Comme une délivrance je dis abruptement: « vous savez Renée, je vous aime beaucoup, vous comptez tant pour moi ! Vous allez tant me manquez » Contre toute attente, vous soupirez et lâchez caustique cette expression, fidèle à vous même : « à quoi bon ? »

 

J'ai perdu à nouveau le sens des conjugaisons et ma narration à repris contre mon gré la grammaire du passé. Pour quelles raisons là en vous quittant? Mon écriture serait-elle plus pudique si elle est composée?

 

J’ai porté avec affection mes lèvres charnues sur votre front en vous glissant cette petite phrase dont je n’étais plus en capacité de mesurer la perception : « je reviens demain pour le thé ». Vous avez répondu de votre voix fluette de petite fille : « merci d’être venu, merci ! »

 

J’ai quitté sur la pointe des pieds l’appartement, l’esprit hagard tout en espérant que Dany ne m'attendrait pas demain sur le palier. Sur le bord de la fenêtre qui éclairait l’escalier, des plantes fanées avaient été abandonnées. Certaines ne m’étaient pas inconnues. Demain, c’est promis, je reviendrai avec des fleurs.

 

Sous le porche de la cour des ambassadeurs, je fus trahi par ma nature qui ne m’épargnait pas, même face à ce tableau tragique. Mon amie était bien entourée, était-ce une chance ? Pour qui ? Pour elle? en avait-elle conscience ? Le propos était cynique. Je m’inquiétais pour tous les autres, ceux qui s’éteignent, seuls dans leur appartement miséreux. Etait-ce de l’empathie ? ou peut-être, que je pensais à moi, tout simplement, égoïstement. La mort est malheureusement une affaire personnelle. Rideau!

 

Ma voiture a démarré, j'ai quitté la cour des ambassadeurs, j'entendais une chorale en pleurs.

 

 

 

texte: Bruno V.

(Saint jean de luz mercredi 23 novembre vers 18h )

@2016

 

Bonsoir Bruno, Je viens d'écouter ton texte. Très beau texte que ta voix magnifie. Merci de nous avoir invités auprès de Renée. J'ai tenté plusieurs fois de la joindre pour venir la voir, elle ne m'a jamais répondu. Je suppose qu'elle se concentre sur ses très proches, dont tu es, indéniablement. Ce texte est beau parce qu'il est juste, mêlant autant la retenue que l'impudeur. Il scanne les pensées de l'ami impuissant qui ne peut qu'observer la progression de l'inéluctable. Les mots imprononçables sont écrits, et puis ils sont dits, et nos oreilles sans paupière les entendent, et notre pensée est dessillée Merci de nous avoir invités Transmets lui mon amitié et mon regret de ne pas avoir pu l'embrasser,Bien amicalement hélène...

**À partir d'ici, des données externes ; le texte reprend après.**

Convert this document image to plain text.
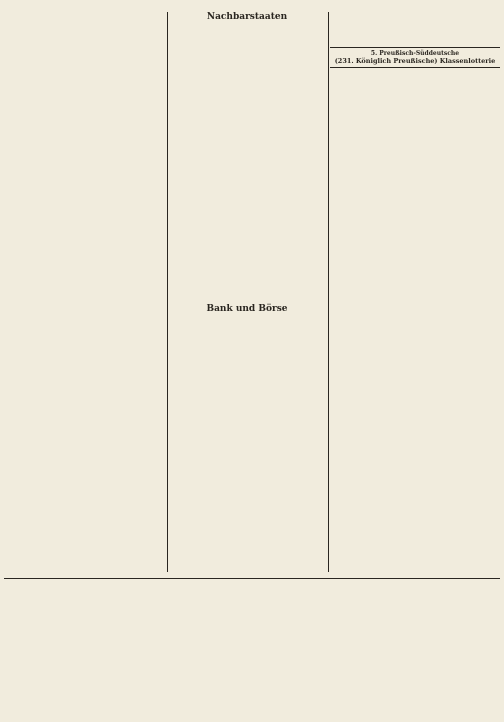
Nachbarstaaten

Bank und Börse

5. Preußisch-Süddeutsche
(231. Königlich Preußische) Klassenlotterie
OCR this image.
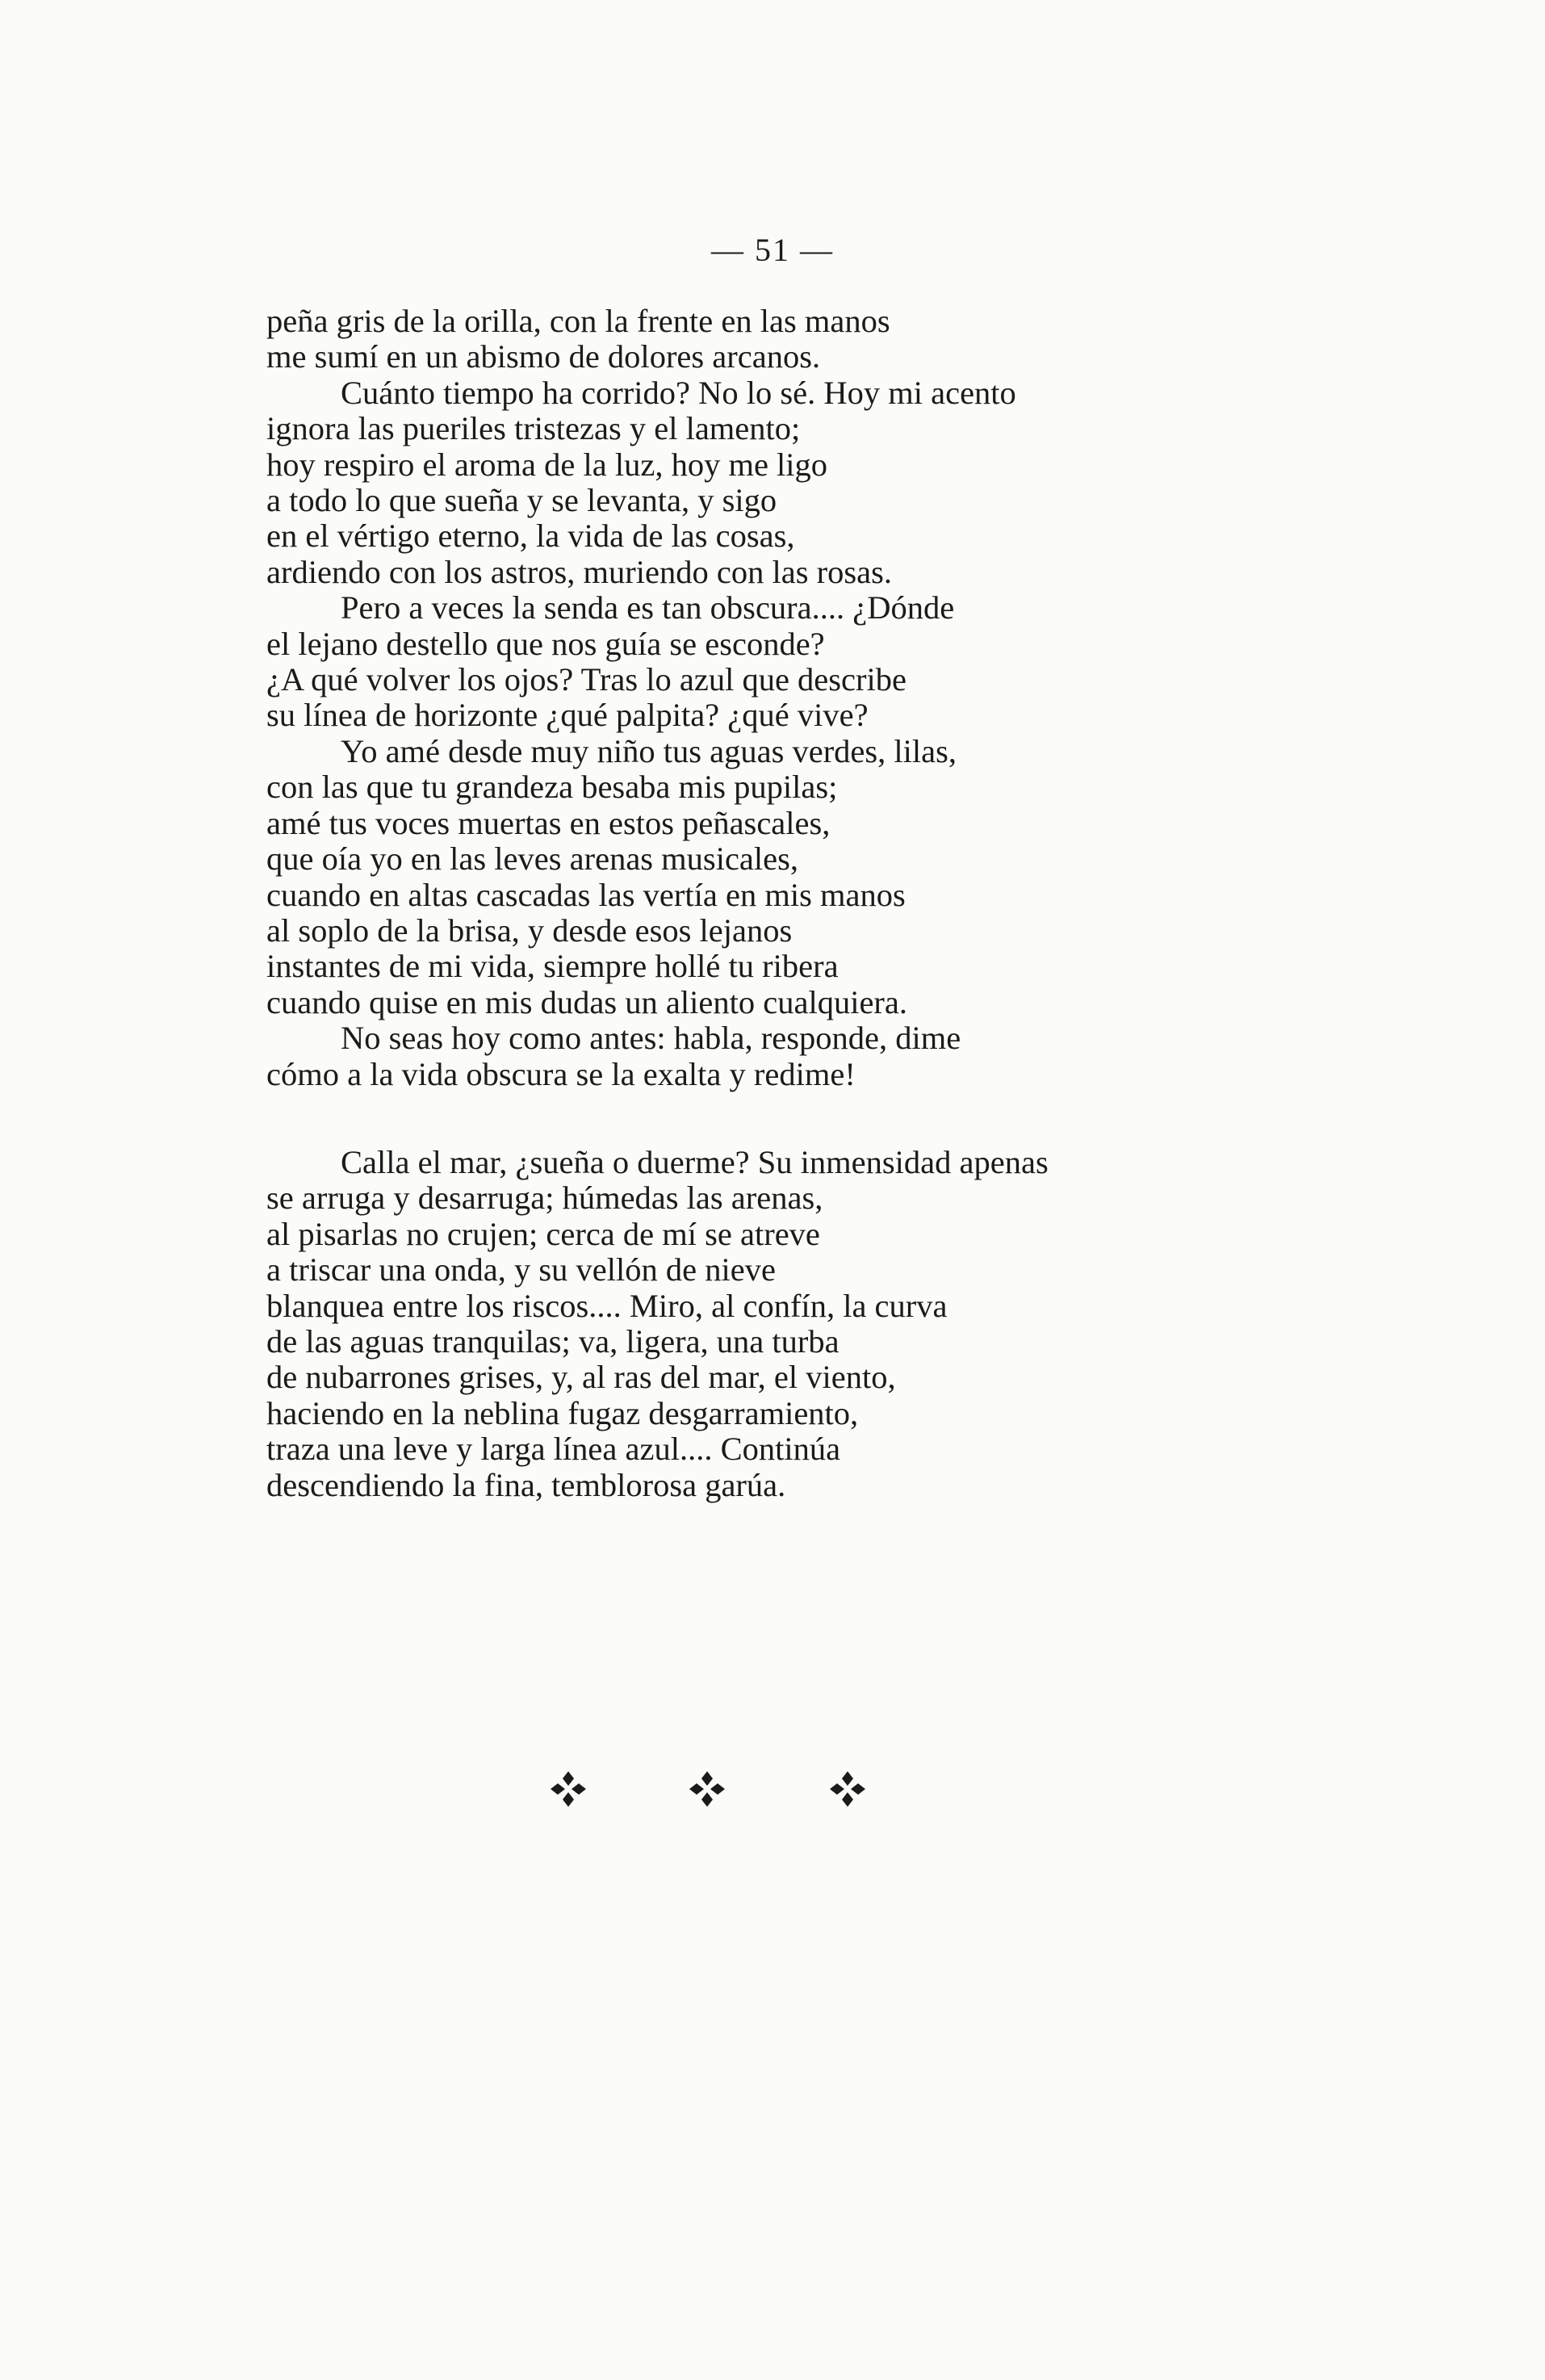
— 51 —
peña gris de la orilla, con la frente en las manos
me sumí en un abismo de dolores arcanos.
Cuánto tiempo ha corrido? No lo sé. Hoy mi acento
ignora las pueriles tristezas y el lamento;
hoy respiro el aroma de la luz, hoy me ligo
a todo lo que sueña y se levanta, y sigo
en el vértigo eterno, la vida de las cosas,
ardiendo con los astros, muriendo con las rosas.
Pero a veces la senda es tan obscura.... ¿Dónde
el lejano destello que nos guía se esconde?
¿A qué volver los ojos? Tras lo azul que describe
su línea de horizonte ¿qué palpita? ¿qué vive?
Yo amé desde muy niño tus aguas verdes, lilas,
con las que tu grandeza besaba mis pupilas;
amé tus voces muertas en estos peñascales,
que oía yo en las leves arenas musicales,
cuando en altas cascadas las vertía en mis manos
al soplo de la brisa, y desde esos lejanos
instantes de mi vida, siempre hollé tu ribera
cuando quise en mis dudas un aliento cualquiera.
No seas hoy como antes: habla, responde, dime
cómo a la vida obscura se la exalta y redime!
Calla el mar, ¿sueña o duerme? Su inmensidad apenas
se arruga y desarruga; húmedas las arenas,
al pisarlas no crujen; cerca de mí se atreve
a triscar una onda, y su vellón de nieve
blanquea entre los riscos.... Miro, al confín, la curva
de las aguas tranquilas; va, ligera, una turba
de nubarrones grises, y, al ras del mar, el viento,
haciendo en la neblina fugaz desgarramiento,
traza una leve y larga línea azul.... Continúa
descendiendo la fina, temblorosa garúa.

Cher Bruno, Ton texte est sublime et tu as su mettre des mots sur le dés de nous quand une personne aimée va disparaître . Pour moi ces mots ont une résonance toute particulière....onze ans que la mort a emporté l'amour de ma vie... mais j'ai eu la chance de pouvoir lui dire tout mon amour et de deviser sur notre vie... Merci d"avoir mis des mots sur la grande interrogation de chacun d'entre nous... je suis très émue...Tant qu'on a dans le coeur la personne qui nous a physiquement quittée ,elle continue d'exister! Je t"embrasse très fort, Daisy

C’est bien sûr avec une grande émotion que j’ai écouté la Note Fanée. Cet un émouvant témoignage de l’amitié qui vous unissait. J’ajouterai cette pensée de Doris Lussier “Un être humain qui s’éteint n’est pas un mortel qui finit, mais un immortel qui commence” Comme pleurer, c’est se consoler. J’essaye de voir régulièrement Renée, ma dernière visite remonte à jeudi dernier, allongée sur son lit je l’ai trouvé très affaiblie et prie pour que son départ soit le plus serein possible. Pour moi c’est vingt trois années de joie et parfois d’accrochage mais toujours avec la même, profonde et fidèle amitié. Je pleurerai surement pour me consoler. A bientôt cependant. François Amitiés,

Coucou Bruno c'est Cathy, je viens d'écouter ton texte. c'est bouleversant de beauté, tu sais vraiment capter tous ces petits rien et les restituer avec tellement de poésie et d'amour. curieusement il ne me laisse pas la tristesse que l'on pourrait imaginer. c'est un témoignage si plein de chaleur. Bien sûr la gravité est au rendez-vous mais j'aime tellement ton écriture ! j'avais la sensation d'avoir un livre à la main. Tu es fait pour écrire mon Bruno. Merci pour ce moment touchant, Renée a beaucoup de chance d'avoir croisé ta route. des gros bisous et à bientôt pour continuer à partager.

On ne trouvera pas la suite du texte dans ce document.